Date:2026/3/25 16:30-17:30
Location:R104, CSIE
Speakers:Dr. Taoyang Wu (University of East Anglia)
Host:巫芳璟教授
Abstract:
Trees and networks play a central role in representing and analysing evolutionary processes in both natural systems, such as proteins and species, and human languages. In this talk, I will present several algorithmic and mathematical challenges related to detecting evolutionary signals using evolutionary trees and networks. This includes recent results on a subclass of explicit evolutionary networks inspired by ideas from graph drawing.
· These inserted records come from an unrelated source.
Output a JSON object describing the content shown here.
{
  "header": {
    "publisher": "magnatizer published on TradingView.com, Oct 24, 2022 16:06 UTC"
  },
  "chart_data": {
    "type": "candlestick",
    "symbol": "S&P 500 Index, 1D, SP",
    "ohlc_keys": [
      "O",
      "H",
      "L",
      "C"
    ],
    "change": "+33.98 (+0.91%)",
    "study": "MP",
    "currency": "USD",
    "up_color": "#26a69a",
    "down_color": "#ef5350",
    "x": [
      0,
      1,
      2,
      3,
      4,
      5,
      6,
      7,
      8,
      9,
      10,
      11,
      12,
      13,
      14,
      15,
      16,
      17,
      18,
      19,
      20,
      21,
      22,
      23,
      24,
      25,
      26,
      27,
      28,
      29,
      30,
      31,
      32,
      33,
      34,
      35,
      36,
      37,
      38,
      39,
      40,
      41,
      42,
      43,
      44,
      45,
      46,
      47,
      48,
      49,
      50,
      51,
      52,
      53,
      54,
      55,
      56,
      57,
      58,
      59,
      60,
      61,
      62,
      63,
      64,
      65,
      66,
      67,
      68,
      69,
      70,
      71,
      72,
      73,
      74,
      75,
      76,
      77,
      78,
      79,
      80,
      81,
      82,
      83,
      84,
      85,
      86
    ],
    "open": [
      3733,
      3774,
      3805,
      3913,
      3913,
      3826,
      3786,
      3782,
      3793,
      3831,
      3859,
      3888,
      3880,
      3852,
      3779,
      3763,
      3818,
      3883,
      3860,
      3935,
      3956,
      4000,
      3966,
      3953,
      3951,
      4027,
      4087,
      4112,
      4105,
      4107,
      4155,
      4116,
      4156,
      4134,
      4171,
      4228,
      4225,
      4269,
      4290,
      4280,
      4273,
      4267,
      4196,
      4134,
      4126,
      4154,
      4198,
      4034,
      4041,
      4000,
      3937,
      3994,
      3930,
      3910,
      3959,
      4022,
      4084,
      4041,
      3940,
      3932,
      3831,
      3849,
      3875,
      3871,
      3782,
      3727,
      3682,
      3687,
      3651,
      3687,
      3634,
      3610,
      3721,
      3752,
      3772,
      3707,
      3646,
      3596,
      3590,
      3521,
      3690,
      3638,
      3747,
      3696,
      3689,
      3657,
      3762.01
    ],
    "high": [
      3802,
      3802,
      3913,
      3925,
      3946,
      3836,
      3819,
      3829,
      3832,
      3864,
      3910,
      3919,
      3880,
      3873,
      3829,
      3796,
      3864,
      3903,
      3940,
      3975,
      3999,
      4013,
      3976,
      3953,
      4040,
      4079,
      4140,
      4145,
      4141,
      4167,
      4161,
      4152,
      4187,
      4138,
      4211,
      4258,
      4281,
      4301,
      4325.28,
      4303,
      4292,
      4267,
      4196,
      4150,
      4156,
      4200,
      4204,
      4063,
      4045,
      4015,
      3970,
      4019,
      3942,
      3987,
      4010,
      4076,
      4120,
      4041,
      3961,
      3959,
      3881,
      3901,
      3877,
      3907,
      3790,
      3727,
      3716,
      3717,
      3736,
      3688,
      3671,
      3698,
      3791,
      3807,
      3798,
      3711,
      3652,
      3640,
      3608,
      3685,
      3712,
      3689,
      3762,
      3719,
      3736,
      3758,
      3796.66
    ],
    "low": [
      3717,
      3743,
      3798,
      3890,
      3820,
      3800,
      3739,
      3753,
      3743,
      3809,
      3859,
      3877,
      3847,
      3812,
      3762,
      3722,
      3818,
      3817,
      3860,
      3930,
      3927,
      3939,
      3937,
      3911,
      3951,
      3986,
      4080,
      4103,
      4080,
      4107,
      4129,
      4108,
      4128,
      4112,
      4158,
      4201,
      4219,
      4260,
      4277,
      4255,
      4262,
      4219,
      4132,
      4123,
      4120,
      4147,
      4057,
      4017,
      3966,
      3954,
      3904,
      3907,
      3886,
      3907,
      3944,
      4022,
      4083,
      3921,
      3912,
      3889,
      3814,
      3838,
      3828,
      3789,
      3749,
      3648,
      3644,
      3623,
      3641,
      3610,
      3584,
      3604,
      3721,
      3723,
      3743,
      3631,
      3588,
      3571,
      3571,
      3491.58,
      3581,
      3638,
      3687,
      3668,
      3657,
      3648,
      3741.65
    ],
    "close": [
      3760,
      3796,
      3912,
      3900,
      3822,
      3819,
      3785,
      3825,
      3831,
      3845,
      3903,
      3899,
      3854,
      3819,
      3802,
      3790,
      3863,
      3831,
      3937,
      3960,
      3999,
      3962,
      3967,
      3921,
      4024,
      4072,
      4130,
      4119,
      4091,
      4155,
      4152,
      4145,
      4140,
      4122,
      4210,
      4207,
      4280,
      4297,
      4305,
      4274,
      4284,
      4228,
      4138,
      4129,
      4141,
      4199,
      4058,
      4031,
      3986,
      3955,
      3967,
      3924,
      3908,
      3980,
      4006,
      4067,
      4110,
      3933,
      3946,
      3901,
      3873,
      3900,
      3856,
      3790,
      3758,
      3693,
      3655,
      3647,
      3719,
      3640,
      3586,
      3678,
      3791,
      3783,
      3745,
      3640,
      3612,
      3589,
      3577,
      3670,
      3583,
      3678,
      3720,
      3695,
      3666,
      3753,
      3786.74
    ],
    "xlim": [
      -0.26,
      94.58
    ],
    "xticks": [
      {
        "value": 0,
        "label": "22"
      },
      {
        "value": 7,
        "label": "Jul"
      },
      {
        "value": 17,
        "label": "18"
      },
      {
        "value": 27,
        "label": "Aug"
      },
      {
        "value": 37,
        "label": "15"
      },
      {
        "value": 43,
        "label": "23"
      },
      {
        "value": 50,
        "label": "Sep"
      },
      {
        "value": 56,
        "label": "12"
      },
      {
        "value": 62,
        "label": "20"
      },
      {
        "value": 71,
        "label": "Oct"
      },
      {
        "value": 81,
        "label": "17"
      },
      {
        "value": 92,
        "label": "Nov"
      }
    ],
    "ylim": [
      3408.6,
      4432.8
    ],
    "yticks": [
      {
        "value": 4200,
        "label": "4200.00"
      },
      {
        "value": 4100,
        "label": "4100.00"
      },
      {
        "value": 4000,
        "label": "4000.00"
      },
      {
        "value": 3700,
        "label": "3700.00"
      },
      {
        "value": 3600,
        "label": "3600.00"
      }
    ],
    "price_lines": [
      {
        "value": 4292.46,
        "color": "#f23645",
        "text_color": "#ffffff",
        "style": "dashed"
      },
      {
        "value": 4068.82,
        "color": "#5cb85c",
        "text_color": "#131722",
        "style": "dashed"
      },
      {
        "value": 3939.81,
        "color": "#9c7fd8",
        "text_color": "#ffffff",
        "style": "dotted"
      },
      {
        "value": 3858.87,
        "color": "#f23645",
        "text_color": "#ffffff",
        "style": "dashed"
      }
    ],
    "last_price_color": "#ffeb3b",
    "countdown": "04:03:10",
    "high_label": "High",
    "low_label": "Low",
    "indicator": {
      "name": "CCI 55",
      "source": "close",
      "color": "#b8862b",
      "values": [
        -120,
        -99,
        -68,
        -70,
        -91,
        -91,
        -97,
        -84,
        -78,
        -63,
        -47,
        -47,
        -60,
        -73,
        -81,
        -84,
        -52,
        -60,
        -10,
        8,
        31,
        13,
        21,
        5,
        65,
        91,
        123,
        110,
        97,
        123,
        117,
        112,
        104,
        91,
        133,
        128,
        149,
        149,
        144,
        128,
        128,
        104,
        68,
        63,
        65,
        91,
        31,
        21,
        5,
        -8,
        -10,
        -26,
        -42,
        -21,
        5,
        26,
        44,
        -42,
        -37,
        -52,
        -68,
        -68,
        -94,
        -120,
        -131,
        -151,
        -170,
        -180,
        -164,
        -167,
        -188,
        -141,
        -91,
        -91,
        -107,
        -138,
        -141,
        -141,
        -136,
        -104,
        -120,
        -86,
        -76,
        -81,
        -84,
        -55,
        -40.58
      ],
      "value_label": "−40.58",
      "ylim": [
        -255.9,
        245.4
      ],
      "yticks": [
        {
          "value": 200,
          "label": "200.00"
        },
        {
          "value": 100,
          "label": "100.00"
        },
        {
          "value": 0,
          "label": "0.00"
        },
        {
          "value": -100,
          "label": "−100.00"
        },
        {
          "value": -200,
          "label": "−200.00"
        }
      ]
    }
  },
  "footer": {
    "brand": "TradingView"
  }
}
I will also highlight case studies illustrating the opportunities and limitations of applying deep learning to infer evolutionary forces, and discuss the open challenges that arise in bridging data-driven methods with classical evolutionary models.
Biography:
Taoyang Wu (https://research-portal.uea.ac.uk/en/persons/taoyang-wu/) is an Associate Professor in Computing Sciences at the University of East Anglia (UEA), Norwich, UK. He completed his PhD in 2009 at Queen Mary, University of London. His research focuses on the algorithmic and mathematical foundations of evolutionary analysis, with particular interests in evolutionary trees and networks, computational phylogenetics, and applications of deep learning and AI to evolutionary inference and ecology studies. He also works on graph algorithms and interdisciplinary problems at the interface of computer science, biology, and statistics. He has led and contributed to several international collaborations, including projects involving partners across Europe and Asia.